Single pointer strings (this has a name, I can't think of it right now): you store the length inside the allocation instead of in each reference, so your strings are a single pointer.
Perhaps because this feels like a fairly rust-specific gotcha. Especially if you're coming from languages where there's often not much syntactical distinction made between "this is a pointer because I don't want to be copying it" and "this is a pointer because it's optional."
For instance, it's not until now that I actually understood what the sibling comment about the Enum type size discrepancy lint meant: "This lint obviously cannot take the distribution of variants in your running program into account. It is possible that the smaller variants make up less than 1% of all instances, in which case the overhead is negligible and the boxing is counter-productive. Always measure the change this lint suggests." I had always accidentally read this backwards, thinking it meant something more to the effect of "if most of the instances are actually small, then it's not a problem here, but be aware that some of them are much larger so some of your calls to things with this could end up passing much larger types."
Clippy is essentially a linter; and one of its checks catches cases where different enum variants have a significantly different size; with a suggestion to Box the larger variant.
Since this is just a linter, it doesn't actually have any knowledge of how frequently each variant is actually used.

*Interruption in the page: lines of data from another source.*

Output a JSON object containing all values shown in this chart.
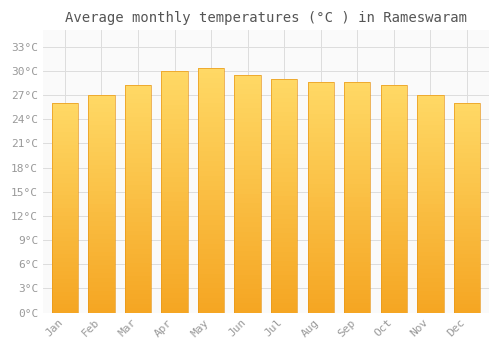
{
  "title": "Average monthly temperatures (°C ) in Rameswaram",
  "months": [
    "Jan",
    "Feb",
    "Mar",
    "Apr",
    "May",
    "Jun",
    "Jul",
    "Aug",
    "Sep",
    "Oct",
    "Nov",
    "Dec"
  ],
  "temperatures": [
    26.0,
    27.0,
    28.2,
    30.0,
    30.3,
    29.5,
    29.0,
    28.6,
    28.6,
    28.2,
    27.0,
    26.0
  ],
  "bar_color_bottom": "#F5A623",
  "bar_color_top": "#FFD966",
  "background_color": "#FFFFFF",
  "plot_bg_color": "#FAFAFA",
  "grid_color": "#DDDDDD",
  "yticks": [
    0,
    3,
    6,
    9,
    12,
    15,
    18,
    21,
    24,
    27,
    30,
    33
  ],
  "ylim": [
    0,
    35
  ],
  "title_fontsize": 10,
  "tick_fontsize": 8,
  "font_family": "monospace",
  "tick_color": "#999999"
}
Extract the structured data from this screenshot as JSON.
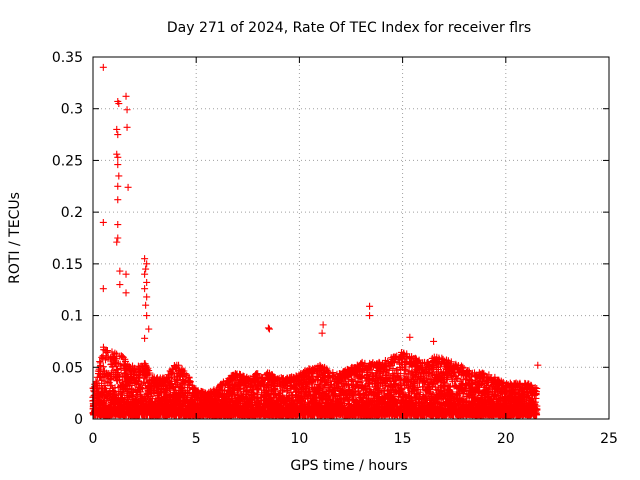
{
  "chart_data": {
    "type": "scatter",
    "title": "Day 271 of 2024, Rate Of TEC Index for receiver flrs",
    "xlabel": "GPS time / hours",
    "ylabel": "ROTI / TECUs",
    "xlim": [
      0,
      25
    ],
    "ylim": [
      0,
      0.35
    ],
    "x_ticks": [
      0,
      5,
      10,
      15,
      20,
      25
    ],
    "x_tick_labels": [
      "0",
      "5",
      "10",
      "15",
      "20",
      "25"
    ],
    "y_ticks": [
      0,
      0.05,
      0.1,
      0.15,
      0.2,
      0.25,
      0.3,
      0.35
    ],
    "y_tick_labels": [
      "0",
      "0.05",
      "0.1",
      "0.15",
      "0.2",
      "0.25",
      "0.3",
      "0.35"
    ],
    "grid": true,
    "marker": "+",
    "color": "#ff0000",
    "series": [
      {
        "name": "ROTI",
        "envelope": {
          "x": [
            0.0,
            0.5,
            1.0,
            1.5,
            2.0,
            2.5,
            3.0,
            3.5,
            4.0,
            4.5,
            5.0,
            5.5,
            6.0,
            6.5,
            7.0,
            7.5,
            8.0,
            8.5,
            9.0,
            9.5,
            10.0,
            10.5,
            11.0,
            11.5,
            12.0,
            12.5,
            13.0,
            13.5,
            14.0,
            14.5,
            15.0,
            15.5,
            16.0,
            16.5,
            17.0,
            17.5,
            18.0,
            18.5,
            19.0,
            19.5,
            20.0,
            20.5,
            21.0,
            21.5
          ],
          "y_max": [
            0.03,
            0.07,
            0.065,
            0.06,
            0.05,
            0.055,
            0.04,
            0.04,
            0.055,
            0.045,
            0.03,
            0.025,
            0.03,
            0.04,
            0.045,
            0.04,
            0.045,
            0.045,
            0.04,
            0.04,
            0.045,
            0.05,
            0.055,
            0.045,
            0.045,
            0.05,
            0.055,
            0.055,
            0.055,
            0.06,
            0.065,
            0.06,
            0.055,
            0.06,
            0.06,
            0.055,
            0.05,
            0.045,
            0.045,
            0.04,
            0.035,
            0.035,
            0.035,
            0.03
          ]
        },
        "outliers": [
          {
            "x": 0.5,
            "y": 0.34
          },
          {
            "x": 0.5,
            "y": 0.19
          },
          {
            "x": 0.5,
            "y": 0.126
          },
          {
            "x": 1.2,
            "y": 0.307
          },
          {
            "x": 1.25,
            "y": 0.305
          },
          {
            "x": 1.15,
            "y": 0.28
          },
          {
            "x": 1.2,
            "y": 0.275
          },
          {
            "x": 1.15,
            "y": 0.256
          },
          {
            "x": 1.2,
            "y": 0.253
          },
          {
            "x": 1.2,
            "y": 0.246
          },
          {
            "x": 1.25,
            "y": 0.235
          },
          {
            "x": 1.2,
            "y": 0.225
          },
          {
            "x": 1.2,
            "y": 0.212
          },
          {
            "x": 1.2,
            "y": 0.188
          },
          {
            "x": 1.2,
            "y": 0.175
          },
          {
            "x": 1.15,
            "y": 0.171
          },
          {
            "x": 1.3,
            "y": 0.143
          },
          {
            "x": 1.3,
            "y": 0.13
          },
          {
            "x": 1.6,
            "y": 0.312
          },
          {
            "x": 1.65,
            "y": 0.299
          },
          {
            "x": 1.65,
            "y": 0.282
          },
          {
            "x": 1.7,
            "y": 0.224
          },
          {
            "x": 1.6,
            "y": 0.14
          },
          {
            "x": 1.6,
            "y": 0.122
          },
          {
            "x": 2.5,
            "y": 0.155
          },
          {
            "x": 2.6,
            "y": 0.15
          },
          {
            "x": 2.55,
            "y": 0.145
          },
          {
            "x": 2.5,
            "y": 0.14
          },
          {
            "x": 2.6,
            "y": 0.132
          },
          {
            "x": 2.5,
            "y": 0.126
          },
          {
            "x": 2.6,
            "y": 0.118
          },
          {
            "x": 2.55,
            "y": 0.11
          },
          {
            "x": 2.6,
            "y": 0.1
          },
          {
            "x": 2.7,
            "y": 0.087
          },
          {
            "x": 2.5,
            "y": 0.078
          },
          {
            "x": 8.5,
            "y": 0.088
          },
          {
            "x": 8.55,
            "y": 0.087
          },
          {
            "x": 11.15,
            "y": 0.091
          },
          {
            "x": 11.1,
            "y": 0.083
          },
          {
            "x": 13.4,
            "y": 0.109
          },
          {
            "x": 13.4,
            "y": 0.1
          },
          {
            "x": 15.35,
            "y": 0.079
          },
          {
            "x": 16.5,
            "y": 0.075
          },
          {
            "x": 21.55,
            "y": 0.052
          }
        ]
      }
    ]
  }
}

It also doesn't address the situation in the article at all.
It's especially problematic because traits don't have memory behaviors like this article in most cases - by default they're unsized, because it's a description of behavior, not data, and you can't even use them as a struct field without extra work.
Like, replace "trait" in here with "box" and see how confusing it would be to be describing how you saved memory by boxing your box, because option doesn't box like many other languages do.
> a lot of boxes means a fragmented heap. In such case it's not a problem but this might be worth keeping in mind.
A good malloc will be able to handle this without issue due to various optimizations specifically that inherently fight fragmentation. Default Linux malloc (glibc) may have issues but I did say good malloc (and even glibc generally shouldn’t struggle with the pattern described I think).
Without that, if you try to suggest a transformation like this when the schema is first conceived, it will likely be considered premature optimization.